Una specifica e dettagliata motivazione in merito ai criteri seguiti dal giudice nella determinazione della pena, infatti, si richiede solo nel caso in cui la
sanzione sia quantificata in misura prossima al massimo edittale o comunque superiore alla media, risultando insindacabile, in quanto riservata al giudice di
merito, la scelta implicitamente basata sui criteri di cui all’art. 133 cod. pen. d irrogare – come disposto nel caso di specie – una pena in misura media o
prossima al minimo edittale (così, tra le altre: Sez. 2, n. 36104 del 27/04/2017,
COGNOME Rv. 271243-01; Sez. 4, n. 27959 del 18/06/2013, COGNOME Rv. 258356-
01; Sez. 2, n. 28852 del 08/05/2013, COGNOME, Rv. 256464-01; Sez. 4, n. 21294
del 20/03/2013, COGNOME, Rv. 256197-01).
2.3. Priva di ogni pregio, infine, è anche la censura inerente alla mancata concessione della circostanza attenuante prevista dall’art. 62 n. 4 cod. pen.,
trattandosi di motivo nuovo, non dedotto con il precedente appello, e perciò non sottoponibile al vaglio del presente giudizio di legittimità, dovendo trovare
applicazione il principio, reiteratamente affermato da questa Suprema Corte, per cui non sono deducibili con il ricorso per cassazione questioni che non abbiano costituito oggetto di motivi di gravame, dovendosi evitare il rischio che in sede di legittimità sia annullato il provvedimento impugnato con riferimento ad un punto della decisione rispetto al quale si configura “a priori” un inevitabile difetto motivazione per essere stato intenzionalmente sottratto alla cognizione del giudice di appello (così, tra le altre: Sez. 2, n. 29707 del 08/03/2017, COGNOME, Rv. 270316-01; Sez. 2, n. 13826 del 17/02/2017, Bolognese, Rv. 269745-01).

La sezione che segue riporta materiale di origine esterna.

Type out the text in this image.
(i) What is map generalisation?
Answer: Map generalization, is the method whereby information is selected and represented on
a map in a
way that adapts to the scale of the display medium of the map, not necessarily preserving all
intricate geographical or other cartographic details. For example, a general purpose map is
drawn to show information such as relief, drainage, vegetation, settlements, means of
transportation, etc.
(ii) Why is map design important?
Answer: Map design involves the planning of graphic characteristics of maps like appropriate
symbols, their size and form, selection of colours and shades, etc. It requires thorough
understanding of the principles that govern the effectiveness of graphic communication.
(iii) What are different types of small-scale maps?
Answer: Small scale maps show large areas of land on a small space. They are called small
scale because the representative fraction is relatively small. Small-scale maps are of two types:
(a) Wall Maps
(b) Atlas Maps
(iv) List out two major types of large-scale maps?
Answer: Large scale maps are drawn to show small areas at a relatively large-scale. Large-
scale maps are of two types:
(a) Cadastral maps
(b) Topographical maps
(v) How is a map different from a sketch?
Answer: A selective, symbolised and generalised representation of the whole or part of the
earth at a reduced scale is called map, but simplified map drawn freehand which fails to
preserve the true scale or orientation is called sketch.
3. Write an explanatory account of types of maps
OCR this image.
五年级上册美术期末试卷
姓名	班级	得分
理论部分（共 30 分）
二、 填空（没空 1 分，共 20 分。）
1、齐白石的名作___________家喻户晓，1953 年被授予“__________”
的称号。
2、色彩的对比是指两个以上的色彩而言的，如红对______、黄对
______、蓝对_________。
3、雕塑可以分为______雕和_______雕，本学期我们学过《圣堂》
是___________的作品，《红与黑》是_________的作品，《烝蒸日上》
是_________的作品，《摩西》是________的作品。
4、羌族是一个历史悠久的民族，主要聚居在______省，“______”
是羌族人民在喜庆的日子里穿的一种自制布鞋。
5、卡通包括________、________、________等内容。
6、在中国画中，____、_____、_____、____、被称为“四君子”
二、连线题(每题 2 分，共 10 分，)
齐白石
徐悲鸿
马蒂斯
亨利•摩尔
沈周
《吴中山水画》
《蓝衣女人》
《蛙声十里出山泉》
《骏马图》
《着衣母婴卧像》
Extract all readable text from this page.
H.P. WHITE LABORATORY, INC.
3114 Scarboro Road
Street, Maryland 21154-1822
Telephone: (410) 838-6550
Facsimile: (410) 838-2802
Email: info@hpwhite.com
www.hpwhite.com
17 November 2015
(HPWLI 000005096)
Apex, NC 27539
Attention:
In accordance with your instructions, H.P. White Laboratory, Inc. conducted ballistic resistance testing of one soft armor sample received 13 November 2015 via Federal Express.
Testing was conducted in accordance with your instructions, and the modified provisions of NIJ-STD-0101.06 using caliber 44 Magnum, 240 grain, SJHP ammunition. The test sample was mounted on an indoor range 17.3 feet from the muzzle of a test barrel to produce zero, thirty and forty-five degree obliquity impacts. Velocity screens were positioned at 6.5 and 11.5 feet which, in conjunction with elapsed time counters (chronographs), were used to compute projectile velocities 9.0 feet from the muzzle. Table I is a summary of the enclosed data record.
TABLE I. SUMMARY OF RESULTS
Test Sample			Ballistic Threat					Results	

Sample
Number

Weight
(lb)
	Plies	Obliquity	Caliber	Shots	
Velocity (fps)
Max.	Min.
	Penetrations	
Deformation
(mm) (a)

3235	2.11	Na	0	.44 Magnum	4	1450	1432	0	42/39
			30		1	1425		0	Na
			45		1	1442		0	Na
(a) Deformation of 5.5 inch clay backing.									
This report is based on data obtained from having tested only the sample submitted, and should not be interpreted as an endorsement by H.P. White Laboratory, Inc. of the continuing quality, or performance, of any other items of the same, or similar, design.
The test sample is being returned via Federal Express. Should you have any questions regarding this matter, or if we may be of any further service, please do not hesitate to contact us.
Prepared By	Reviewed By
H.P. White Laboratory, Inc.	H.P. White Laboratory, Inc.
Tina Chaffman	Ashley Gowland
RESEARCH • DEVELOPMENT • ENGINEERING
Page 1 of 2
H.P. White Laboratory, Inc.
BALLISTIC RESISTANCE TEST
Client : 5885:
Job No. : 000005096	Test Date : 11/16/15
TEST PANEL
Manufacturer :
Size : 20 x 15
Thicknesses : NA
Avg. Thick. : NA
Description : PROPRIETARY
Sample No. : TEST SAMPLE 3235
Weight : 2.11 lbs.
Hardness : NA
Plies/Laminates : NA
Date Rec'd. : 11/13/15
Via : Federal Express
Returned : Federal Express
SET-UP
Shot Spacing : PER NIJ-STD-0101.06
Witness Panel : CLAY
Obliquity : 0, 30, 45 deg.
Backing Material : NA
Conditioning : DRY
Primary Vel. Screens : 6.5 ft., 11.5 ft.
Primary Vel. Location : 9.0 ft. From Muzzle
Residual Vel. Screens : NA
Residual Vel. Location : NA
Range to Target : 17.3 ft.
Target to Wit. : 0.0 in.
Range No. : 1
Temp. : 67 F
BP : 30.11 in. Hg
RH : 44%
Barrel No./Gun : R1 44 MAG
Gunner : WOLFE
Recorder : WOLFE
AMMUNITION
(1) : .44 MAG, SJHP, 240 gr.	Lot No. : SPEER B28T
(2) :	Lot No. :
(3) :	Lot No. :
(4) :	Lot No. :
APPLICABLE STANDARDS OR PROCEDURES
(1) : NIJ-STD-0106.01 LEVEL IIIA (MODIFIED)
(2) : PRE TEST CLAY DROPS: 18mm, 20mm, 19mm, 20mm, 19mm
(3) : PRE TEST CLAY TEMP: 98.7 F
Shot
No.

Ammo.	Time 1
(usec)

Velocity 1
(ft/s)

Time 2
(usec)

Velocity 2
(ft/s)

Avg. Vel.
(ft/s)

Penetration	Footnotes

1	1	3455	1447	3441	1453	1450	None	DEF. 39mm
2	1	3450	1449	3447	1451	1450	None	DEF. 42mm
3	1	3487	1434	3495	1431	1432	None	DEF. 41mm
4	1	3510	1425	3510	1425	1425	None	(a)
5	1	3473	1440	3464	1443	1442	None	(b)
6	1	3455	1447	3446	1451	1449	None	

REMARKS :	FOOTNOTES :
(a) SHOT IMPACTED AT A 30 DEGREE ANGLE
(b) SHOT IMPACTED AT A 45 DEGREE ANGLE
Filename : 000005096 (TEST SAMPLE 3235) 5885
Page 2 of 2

All’inammissibilità del ricorso segue, per legge, la condanna del ricorrente al pagamento delle spese processuali ed alla somma di euro 3.000,00 in favore della Cassa delle ammende, non ravvisandosi ragioni di esonero (Corte Cost., sent. n. 186/2000).
P. Q. M.
Dichiara inammissibile il ricorso e condanna il ricorrente al pagamento delle spese processuali e della somma di euro 3.000,00 in favore della Cassa delle ammende.